Department of Physics

Institut quantique

Université de Sherbrooke

Eva Dupont-Ferrier is a professor at the Physics department at Université de Sherbrooke and member of Institut quantique. She is an expert in solid state quantum information and her research interests involve the development of innovative devices for quantum information processing. Eva holds a double degree in Physics and Engineering from Université Joseph Fourier and ENSP Grenoble (France). After her PhD at CNRS, she did a postdoc at Rutgers University (USA) where
she investigated topological protection of superconducting quantum circuits, for which she was awarded the Block prize. Coming back to Grenoble she focused her research on quantum defects, such as dopants in semiconductors.

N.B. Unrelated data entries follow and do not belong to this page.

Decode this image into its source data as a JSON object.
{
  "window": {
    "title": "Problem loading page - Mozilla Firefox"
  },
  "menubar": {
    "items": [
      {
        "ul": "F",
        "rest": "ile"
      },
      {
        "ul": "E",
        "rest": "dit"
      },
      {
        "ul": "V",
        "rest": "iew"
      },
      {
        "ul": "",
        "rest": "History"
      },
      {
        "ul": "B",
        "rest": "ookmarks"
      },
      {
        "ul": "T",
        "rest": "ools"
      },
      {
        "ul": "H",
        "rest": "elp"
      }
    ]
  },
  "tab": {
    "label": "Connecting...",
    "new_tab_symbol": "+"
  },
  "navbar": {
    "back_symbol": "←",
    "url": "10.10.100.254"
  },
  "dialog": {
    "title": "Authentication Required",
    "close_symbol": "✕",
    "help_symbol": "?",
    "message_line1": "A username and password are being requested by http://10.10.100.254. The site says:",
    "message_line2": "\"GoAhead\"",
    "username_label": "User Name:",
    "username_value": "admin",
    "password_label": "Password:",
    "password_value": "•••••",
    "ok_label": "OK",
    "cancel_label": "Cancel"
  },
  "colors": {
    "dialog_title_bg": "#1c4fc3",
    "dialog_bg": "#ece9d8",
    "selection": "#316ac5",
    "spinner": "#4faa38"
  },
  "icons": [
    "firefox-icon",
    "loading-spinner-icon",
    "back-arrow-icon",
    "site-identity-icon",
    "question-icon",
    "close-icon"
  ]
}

She demonstrated that transistors from semiconductor industry could perform in a quantum regime making use of embedded single and coupled dopants, a milestone to turn the building blocks of conventional semiconductor electronics into working quantum devices for the next generation of computers. Using the spin of these quantum defects she also explored new functionalities arising from hybridization with mechanical modes. As a Marie Curie Fellow in University College London she explored the coupling between spins of dopants and superconducting circuits.

Her current research aims at harnessing the spins of dopants embedded in semiconductors for quantum information processing. Her research targets new functionalities, enhanced integration, improved device performance and scalability by forming hybrid systems between dopants in semiconductors and superconducting circuits or optics.